Saturday, October 26, 2002


As much as I love John Carpenter's original HALLOWEEN, that movie was the death knell for my interest in horror films. After that, the average horror movie basically became an exercise in killing off as many people as possible in increasingly original and outrageous ways. That got old real fast and by the mid-80's, I had quit following the genre. But I still love to watch the older films that relied on atmosphere and understatement, leaving much to the imagination of the viewer. What follows is a list of some of my favorites from the 30's and 40's; I'll do the 60's and 70's later.

DRACULA (1931)--Yes, for most of its running time, this is a stagy, stodgy, awkwardly acted film, and not all that scary. But Lugosi's embodiment of the character of Count Dracula remains indelible. The first 15 minutes or so still work quite well, largely due to great sets, fluid camerawork, lack of music, and Lugosi's eyes.
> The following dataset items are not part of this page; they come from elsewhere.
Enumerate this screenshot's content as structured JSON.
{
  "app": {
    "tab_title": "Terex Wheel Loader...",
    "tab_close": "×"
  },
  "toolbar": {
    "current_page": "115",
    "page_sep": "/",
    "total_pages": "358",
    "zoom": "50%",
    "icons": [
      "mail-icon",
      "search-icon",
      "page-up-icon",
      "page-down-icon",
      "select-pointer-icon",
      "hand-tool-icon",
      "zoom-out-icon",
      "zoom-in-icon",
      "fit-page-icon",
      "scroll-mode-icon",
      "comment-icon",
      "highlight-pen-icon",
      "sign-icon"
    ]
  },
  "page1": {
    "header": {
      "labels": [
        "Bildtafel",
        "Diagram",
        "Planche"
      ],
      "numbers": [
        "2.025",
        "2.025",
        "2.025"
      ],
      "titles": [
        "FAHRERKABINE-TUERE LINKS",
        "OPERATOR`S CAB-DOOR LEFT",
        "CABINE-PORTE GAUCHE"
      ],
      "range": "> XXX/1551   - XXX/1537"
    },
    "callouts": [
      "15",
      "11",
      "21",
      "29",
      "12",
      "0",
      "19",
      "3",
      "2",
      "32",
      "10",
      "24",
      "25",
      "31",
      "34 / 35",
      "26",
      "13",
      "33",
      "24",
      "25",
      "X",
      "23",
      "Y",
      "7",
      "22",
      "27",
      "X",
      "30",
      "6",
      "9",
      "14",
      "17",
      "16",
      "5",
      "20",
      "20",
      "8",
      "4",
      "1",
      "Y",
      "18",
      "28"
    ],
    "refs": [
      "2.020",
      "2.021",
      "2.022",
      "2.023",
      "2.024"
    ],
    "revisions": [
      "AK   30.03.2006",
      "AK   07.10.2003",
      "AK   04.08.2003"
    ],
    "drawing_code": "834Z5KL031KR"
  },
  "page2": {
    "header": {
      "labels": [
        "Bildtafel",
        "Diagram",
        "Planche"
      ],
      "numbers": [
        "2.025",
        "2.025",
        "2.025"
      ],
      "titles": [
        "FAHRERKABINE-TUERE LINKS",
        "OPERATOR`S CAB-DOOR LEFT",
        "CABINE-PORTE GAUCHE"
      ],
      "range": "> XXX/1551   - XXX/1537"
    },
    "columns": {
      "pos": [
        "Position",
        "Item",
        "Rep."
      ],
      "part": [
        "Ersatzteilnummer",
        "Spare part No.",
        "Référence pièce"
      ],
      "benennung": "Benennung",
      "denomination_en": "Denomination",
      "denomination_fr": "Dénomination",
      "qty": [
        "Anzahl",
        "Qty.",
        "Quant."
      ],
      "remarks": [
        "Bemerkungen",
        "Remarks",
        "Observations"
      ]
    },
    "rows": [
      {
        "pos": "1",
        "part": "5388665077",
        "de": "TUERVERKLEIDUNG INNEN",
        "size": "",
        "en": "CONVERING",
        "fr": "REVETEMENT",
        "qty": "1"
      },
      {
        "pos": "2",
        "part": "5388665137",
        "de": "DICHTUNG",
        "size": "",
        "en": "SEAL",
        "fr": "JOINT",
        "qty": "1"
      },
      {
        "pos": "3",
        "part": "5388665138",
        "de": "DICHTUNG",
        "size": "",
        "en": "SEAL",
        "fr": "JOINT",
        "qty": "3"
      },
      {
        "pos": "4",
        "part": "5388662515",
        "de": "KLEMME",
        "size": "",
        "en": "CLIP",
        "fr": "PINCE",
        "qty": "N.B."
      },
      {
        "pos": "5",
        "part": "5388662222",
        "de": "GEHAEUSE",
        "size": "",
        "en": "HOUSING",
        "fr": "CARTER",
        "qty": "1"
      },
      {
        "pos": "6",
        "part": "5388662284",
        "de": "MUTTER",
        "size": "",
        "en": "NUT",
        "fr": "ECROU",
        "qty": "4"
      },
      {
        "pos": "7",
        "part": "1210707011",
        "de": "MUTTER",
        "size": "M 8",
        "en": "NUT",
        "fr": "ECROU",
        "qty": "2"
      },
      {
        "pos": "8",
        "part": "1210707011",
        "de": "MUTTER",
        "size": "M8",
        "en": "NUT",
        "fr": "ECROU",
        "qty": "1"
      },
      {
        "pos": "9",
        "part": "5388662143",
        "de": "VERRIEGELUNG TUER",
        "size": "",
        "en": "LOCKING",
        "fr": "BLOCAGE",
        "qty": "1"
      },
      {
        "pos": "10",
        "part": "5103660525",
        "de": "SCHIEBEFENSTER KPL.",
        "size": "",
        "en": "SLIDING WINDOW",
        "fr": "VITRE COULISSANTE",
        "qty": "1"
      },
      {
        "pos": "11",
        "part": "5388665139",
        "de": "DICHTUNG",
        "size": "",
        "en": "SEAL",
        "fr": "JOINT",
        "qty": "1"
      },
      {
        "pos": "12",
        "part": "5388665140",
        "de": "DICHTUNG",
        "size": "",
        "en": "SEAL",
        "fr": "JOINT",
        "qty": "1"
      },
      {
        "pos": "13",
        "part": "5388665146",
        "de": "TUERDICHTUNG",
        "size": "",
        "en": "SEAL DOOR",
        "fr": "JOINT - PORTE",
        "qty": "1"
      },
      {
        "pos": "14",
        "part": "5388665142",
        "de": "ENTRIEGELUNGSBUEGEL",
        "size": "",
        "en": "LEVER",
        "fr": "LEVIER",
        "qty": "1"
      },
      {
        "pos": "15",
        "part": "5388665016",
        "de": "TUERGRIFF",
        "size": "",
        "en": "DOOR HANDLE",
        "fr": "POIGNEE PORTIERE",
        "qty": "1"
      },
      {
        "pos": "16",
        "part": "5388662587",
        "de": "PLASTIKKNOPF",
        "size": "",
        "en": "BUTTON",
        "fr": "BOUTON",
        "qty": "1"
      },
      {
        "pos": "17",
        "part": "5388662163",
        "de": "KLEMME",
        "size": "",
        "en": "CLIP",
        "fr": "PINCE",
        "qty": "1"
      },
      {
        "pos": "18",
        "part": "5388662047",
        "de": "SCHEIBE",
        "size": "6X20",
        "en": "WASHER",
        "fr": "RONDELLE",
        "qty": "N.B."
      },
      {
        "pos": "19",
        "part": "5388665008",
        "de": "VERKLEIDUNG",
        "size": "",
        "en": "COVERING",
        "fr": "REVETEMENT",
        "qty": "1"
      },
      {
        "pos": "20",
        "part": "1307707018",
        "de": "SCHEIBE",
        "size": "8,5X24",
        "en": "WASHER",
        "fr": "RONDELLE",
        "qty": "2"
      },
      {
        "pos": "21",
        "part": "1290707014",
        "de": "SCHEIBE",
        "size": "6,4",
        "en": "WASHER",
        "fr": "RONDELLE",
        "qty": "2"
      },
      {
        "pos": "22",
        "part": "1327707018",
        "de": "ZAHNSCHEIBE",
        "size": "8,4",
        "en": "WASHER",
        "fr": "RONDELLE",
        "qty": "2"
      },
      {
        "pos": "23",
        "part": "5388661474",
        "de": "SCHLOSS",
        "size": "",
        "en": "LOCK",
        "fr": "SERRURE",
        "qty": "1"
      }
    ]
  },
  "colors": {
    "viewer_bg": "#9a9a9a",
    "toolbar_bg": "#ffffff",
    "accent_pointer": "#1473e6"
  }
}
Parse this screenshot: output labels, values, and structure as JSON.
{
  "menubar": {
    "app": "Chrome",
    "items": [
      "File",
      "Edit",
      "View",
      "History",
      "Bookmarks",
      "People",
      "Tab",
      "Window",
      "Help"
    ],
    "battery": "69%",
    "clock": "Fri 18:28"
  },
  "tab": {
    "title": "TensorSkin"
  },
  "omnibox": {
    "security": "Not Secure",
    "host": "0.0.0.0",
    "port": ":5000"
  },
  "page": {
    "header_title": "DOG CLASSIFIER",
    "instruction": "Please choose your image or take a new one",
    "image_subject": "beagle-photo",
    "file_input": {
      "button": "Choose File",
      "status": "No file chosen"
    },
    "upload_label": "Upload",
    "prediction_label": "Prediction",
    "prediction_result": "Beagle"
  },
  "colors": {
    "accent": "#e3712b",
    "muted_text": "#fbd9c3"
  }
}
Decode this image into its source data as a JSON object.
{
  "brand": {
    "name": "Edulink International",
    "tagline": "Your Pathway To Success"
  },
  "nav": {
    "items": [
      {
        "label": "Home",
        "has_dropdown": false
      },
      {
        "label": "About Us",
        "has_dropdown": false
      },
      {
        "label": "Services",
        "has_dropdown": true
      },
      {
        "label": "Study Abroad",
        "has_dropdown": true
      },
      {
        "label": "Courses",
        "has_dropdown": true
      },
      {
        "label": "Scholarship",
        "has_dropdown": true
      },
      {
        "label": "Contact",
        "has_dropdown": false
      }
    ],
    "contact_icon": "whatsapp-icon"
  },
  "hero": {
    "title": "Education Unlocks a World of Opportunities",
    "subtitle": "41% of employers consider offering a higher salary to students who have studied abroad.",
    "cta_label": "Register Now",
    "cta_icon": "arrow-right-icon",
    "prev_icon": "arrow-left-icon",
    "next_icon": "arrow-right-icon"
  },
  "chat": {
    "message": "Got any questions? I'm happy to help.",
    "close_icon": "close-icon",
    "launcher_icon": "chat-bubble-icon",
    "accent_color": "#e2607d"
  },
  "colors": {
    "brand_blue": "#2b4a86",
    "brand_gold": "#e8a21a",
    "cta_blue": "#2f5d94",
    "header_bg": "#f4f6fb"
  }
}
I think this was the first horror movie I ever saw, when I was 7 or 8, and it's still one I revisit at least once a year.

BRIDE OF FRANKENSTEIN (1935)--Funny, campy, moving, and great looking. Although the original has its moments, this one is better made and better acted, and gives Ernest Thesiger the role of his lifetime. It's amazing to me how recognizable the Bride's face has become in popular culture, considering she only appears on screen for a few minutes.

WHITE ZOMBIE (1932)--One of the best looking and most atmospheric horror movies of all time, reviewed below. Avoid the older public domain tapes and stick with the restored tape and DVD.

THE BLACK CAT (1934)--Despite the title, this has nothing to do with Poe or cats (although there is a black cat getting underfoot occasionally). Karloff and Lugosi square off against each other in a fabulous art deco mansion, with a convoluted plot about war crimes, lust, revenge, and Satanism.

THE SEVENTH VICTIM (1943)--Satanism would seem to be colorful material for horror movies, but there have been few memorable films made about it. This one is memorable, even though the Satanists themselves are deliberately bland and resolutely not colorful. It's an effective mood piece about a woman searching for her sister, who has vanished and who may be involved in a devil cult. I don't recall a single "scary" scene here, but the atmosphere of dread hangs heavy throughout.

THE MUMMY (1932) and its 40's sequels--The first Mummy movie, like DRACULA, works best in its first section; the opening remains a classic in letting the unseen scare us more than anything visible could. The acting and dialogue are better here than in DRACULA, and the pace is kept up nicely. As with Elsa Lanchester's BRIDE, we don't really see much of Karloff in his Mummy costume, but he is just as effective with his ancient skin and intense gaze. The sequels are B-movies with shabby sets and silly plots, but they all have their creepy moments.

SECRET OF THE BLUE ROOM (1933) and NIGHT MONSTER (1942)--My favorite examples of the "old dark house" genre. I saw BLUE ROOM on Halloween night in the mid-60's and haven't seen it since, but it has stuck in my memory as a good, compact thriller about people accepting a dare to spend a night in a haunted room. NIGHT MONSTER involves a series of murders in a house where a crippled man is being cared for by a group of doctors.

CAT PEOPLE (1942)--The best Val Lewton film, notable for its use of the power of suggestion rather than explicit violence or gore. A woman falls in love, but falls victim to the idea that she turns into a panther when strong emotions like lust or jealousy overtake her. It took me years to figure out that it's really about female "frigidity."

ABBOTT AND COSTELLO MEET FRANKENSTEIN (1948)--The end of the Universal horror cycle, and it works surprisingly well because a nice balance is acheived between the humor and the horror. I loved A&C when I was a kid, and I don't have much tolerance for them now, but this one still holds up, plus it's by far the best of the movies that incorporate the Big Three Universal Monsters (Frankenstein monster, Dracula, and the Wolf Man).